The teacher wheeled a big old B&W TV into my 3rd grade classroom so we could see the reentry and splashdown of Apollo 13.
Damn, the cheering when we saw the parachutes.
I know the stakes and risks a lot more now. Nerve wracking.
The teacher wheeled a big old B&W TV into my 3rd grade classroom so we could see the reentry and splashdown of Apollo 13.
Damn, the cheering when we saw the parachutes.
I know the stakes and risks a lot more now. Nerve wracking.
Cameras and chase plans more advanced now then in the early 70s.
So we get to see the capsule free-falling, waiting for the parachutes to deploy.
That was nerve-wracking.
We watched the Apollo 11 moon landing sitting on the lawn outside of a guest lodge looking at a TV sitting in a window facing out at sleep-away camp.

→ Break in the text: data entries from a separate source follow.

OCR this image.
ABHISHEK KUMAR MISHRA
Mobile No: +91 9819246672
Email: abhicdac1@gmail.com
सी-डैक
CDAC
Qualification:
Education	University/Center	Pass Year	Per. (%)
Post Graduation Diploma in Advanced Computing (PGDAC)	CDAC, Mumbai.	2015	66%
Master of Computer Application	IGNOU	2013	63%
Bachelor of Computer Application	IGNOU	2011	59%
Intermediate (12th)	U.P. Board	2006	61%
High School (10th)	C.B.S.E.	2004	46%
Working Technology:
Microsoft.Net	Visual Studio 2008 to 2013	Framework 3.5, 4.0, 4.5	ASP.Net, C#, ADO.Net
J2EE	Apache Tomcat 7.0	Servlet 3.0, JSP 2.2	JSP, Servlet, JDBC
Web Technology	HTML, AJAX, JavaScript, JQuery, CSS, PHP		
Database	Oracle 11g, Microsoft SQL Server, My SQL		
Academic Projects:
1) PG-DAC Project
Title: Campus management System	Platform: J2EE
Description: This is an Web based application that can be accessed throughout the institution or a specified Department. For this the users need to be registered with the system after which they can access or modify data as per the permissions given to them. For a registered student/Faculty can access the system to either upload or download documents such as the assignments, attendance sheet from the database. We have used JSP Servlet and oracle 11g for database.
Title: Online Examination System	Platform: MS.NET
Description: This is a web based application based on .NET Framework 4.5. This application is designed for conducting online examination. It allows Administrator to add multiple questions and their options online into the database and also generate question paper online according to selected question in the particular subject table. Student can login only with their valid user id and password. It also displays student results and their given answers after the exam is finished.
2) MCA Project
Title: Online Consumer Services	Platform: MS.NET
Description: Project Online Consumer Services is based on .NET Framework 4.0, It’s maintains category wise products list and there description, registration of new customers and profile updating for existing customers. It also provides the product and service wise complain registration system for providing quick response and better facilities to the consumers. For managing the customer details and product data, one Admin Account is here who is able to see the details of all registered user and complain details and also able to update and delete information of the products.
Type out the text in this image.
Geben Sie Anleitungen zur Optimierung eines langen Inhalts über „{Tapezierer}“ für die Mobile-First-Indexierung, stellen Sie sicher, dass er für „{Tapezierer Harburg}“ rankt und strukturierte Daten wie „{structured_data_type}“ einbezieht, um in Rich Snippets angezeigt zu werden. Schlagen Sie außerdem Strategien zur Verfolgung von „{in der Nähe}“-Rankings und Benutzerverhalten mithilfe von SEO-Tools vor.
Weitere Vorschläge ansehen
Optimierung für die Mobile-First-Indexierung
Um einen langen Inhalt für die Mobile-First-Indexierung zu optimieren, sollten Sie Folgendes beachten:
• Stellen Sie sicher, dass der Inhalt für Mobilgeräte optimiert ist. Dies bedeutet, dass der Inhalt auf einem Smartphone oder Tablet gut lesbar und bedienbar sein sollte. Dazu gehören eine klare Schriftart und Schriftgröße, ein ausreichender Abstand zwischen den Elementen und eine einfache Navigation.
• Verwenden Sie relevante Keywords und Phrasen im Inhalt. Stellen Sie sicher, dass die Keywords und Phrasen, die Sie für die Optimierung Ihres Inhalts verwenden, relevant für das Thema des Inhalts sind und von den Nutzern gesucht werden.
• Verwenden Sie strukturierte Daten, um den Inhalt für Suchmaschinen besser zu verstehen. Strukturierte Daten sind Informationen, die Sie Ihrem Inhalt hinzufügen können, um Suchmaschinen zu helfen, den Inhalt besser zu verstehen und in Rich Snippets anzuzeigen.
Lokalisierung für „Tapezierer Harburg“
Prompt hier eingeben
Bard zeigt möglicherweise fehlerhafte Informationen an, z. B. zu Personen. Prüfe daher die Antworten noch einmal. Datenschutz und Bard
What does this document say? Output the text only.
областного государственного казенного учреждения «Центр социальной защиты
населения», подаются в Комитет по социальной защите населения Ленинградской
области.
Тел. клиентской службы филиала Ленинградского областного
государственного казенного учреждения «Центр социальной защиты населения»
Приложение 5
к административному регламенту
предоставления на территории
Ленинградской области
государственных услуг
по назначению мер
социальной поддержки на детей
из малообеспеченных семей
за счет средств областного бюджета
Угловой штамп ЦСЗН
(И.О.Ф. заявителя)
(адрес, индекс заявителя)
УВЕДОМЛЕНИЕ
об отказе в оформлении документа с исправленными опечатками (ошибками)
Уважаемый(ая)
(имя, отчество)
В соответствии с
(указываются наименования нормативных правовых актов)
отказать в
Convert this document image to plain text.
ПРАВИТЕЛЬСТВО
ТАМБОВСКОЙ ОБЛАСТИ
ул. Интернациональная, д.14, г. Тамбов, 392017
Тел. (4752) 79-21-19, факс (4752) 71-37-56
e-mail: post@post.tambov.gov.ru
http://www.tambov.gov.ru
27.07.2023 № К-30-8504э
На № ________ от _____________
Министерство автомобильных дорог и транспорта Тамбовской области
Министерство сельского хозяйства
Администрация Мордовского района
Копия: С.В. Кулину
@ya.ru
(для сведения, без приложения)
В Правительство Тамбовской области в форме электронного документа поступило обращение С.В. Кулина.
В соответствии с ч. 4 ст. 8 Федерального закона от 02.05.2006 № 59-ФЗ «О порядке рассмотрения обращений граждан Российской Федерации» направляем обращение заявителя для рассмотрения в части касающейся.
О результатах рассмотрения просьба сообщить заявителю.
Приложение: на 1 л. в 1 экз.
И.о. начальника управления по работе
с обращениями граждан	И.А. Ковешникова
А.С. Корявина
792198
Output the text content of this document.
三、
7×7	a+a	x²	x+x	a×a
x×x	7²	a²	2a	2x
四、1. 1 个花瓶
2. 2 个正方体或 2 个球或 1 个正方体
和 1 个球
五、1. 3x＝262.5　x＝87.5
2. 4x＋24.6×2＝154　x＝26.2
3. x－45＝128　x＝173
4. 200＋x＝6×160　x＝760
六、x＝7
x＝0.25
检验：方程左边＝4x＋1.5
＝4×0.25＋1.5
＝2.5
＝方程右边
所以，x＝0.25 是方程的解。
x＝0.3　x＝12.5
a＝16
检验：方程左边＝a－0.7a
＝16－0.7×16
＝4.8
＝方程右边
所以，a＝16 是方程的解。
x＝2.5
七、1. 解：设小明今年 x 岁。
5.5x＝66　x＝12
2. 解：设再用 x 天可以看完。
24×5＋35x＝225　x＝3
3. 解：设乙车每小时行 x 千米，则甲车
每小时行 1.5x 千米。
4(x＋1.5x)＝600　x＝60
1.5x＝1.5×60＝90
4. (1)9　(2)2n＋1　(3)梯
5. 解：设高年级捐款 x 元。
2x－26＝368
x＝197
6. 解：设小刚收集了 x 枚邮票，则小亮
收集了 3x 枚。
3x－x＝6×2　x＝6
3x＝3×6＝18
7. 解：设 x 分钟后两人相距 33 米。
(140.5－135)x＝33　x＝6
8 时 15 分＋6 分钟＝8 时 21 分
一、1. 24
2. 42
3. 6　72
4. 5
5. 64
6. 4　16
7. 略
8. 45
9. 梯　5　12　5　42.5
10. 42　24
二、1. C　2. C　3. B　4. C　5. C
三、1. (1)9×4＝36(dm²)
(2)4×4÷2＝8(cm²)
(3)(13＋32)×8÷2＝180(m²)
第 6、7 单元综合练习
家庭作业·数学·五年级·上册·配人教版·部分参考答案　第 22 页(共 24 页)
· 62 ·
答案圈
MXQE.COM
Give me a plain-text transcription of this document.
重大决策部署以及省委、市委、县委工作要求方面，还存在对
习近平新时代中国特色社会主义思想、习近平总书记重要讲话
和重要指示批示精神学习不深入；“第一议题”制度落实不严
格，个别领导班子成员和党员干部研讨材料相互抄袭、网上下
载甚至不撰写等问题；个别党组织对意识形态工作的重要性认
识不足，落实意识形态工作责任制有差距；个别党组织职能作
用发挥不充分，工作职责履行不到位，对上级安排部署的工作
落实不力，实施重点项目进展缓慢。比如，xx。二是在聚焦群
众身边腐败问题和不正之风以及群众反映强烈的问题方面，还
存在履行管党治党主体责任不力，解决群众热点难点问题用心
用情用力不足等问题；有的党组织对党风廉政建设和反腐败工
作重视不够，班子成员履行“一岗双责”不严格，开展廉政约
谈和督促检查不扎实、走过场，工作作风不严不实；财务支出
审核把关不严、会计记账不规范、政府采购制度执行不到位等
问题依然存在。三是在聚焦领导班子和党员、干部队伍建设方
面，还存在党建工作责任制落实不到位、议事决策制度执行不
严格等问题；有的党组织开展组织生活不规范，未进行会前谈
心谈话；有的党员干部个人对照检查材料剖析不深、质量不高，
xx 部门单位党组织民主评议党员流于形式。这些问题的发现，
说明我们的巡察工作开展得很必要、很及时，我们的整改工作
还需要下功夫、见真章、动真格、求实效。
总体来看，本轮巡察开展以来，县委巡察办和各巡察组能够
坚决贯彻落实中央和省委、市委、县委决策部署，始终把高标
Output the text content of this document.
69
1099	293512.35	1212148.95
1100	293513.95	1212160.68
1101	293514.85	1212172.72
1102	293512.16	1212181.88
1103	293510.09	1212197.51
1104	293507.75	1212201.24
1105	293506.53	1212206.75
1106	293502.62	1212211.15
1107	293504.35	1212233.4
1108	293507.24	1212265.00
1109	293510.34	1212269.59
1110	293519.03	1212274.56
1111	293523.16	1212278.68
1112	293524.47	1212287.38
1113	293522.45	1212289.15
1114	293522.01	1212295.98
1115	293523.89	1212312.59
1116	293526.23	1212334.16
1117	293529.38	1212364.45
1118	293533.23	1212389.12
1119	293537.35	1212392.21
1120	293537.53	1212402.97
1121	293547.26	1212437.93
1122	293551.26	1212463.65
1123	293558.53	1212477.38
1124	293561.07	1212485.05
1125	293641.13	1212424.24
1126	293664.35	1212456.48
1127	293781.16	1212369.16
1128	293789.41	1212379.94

I was a preteen at the time, very much into the space program since Mercury. I would bring a small(ish) transistor radio to grade school with an earphone that I would snake up my sleeve so I could surreptitiously listen to the launches. No way my teachers didn't know; fortunately they were happy to pretend they didn't.
Nerves wracking, especially since in the prior uncrewed test the heat shield failed with holes burnt in the shield material and the metal bolts melted.